Carol and Hurt Porter. Courtesy Carol Porter.

What she wants most is for the Kid Care model to be reborn.

“I’ve been quiet for all these years; 23 years. We were wounded. Our monies were taken. I was denied a livelihood. We lived on Social Security and miracles, and we still help people,” said Porter, referring to the meals she continues to supply to people in need, supported once more by Whole Foods donations. But now, it’s not under the Kid Care banner.

“I’m willing to share Kid Care’s meals-on-wheels guidelines with anyone who wants to run one. It’s my hope that we can create a national meals-on-wheels program because kids are still hungry.”

She says those interested should write to Carol Doe Porter / Kid Care Inc. at PO Box 10307, Houston, TX 77206-0307 or email KidCareInc@gmail.com.

Beyond that, Carol’s wishes are simple – a publicly cleared name and a question answered.

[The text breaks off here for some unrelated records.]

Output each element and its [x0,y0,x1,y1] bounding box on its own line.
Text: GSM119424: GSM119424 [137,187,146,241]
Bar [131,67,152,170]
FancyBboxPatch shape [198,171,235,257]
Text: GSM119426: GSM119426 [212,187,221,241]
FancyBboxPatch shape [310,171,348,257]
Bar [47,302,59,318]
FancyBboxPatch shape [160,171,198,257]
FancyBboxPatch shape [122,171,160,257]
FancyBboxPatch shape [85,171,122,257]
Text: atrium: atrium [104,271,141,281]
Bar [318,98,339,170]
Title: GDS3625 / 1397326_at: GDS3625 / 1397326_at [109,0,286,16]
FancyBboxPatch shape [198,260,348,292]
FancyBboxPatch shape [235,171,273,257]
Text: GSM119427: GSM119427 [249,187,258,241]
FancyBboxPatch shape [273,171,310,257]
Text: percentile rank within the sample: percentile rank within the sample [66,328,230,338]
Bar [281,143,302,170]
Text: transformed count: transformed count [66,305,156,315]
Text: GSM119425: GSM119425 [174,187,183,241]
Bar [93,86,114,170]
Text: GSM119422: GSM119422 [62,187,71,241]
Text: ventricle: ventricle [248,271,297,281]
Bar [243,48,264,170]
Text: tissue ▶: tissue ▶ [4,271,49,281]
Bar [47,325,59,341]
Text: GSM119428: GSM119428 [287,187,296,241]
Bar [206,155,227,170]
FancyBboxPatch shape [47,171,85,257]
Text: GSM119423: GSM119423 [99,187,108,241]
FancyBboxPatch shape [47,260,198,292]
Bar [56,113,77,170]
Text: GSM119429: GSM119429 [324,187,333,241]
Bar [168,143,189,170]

“My dream has always been that the truth would come out. It’s not too late to feed the children. They’re hungry. The government can’t do it all. We have a responsibility as individuals,” said Carol.

“When they found out that I hadn’t stolen anything, we really believed that we were gonna be let back in the building. We were gonna be able to have Kid Care back,” said Carol. “So, to be denied access to the building, access to the program, and give the program away to somebody else… I was shocked.

“Why wasn’t [Kid Care] given back to us? What was the reason you took it from us? Because we were thieves? Now you find out we’re innocent, give it back.”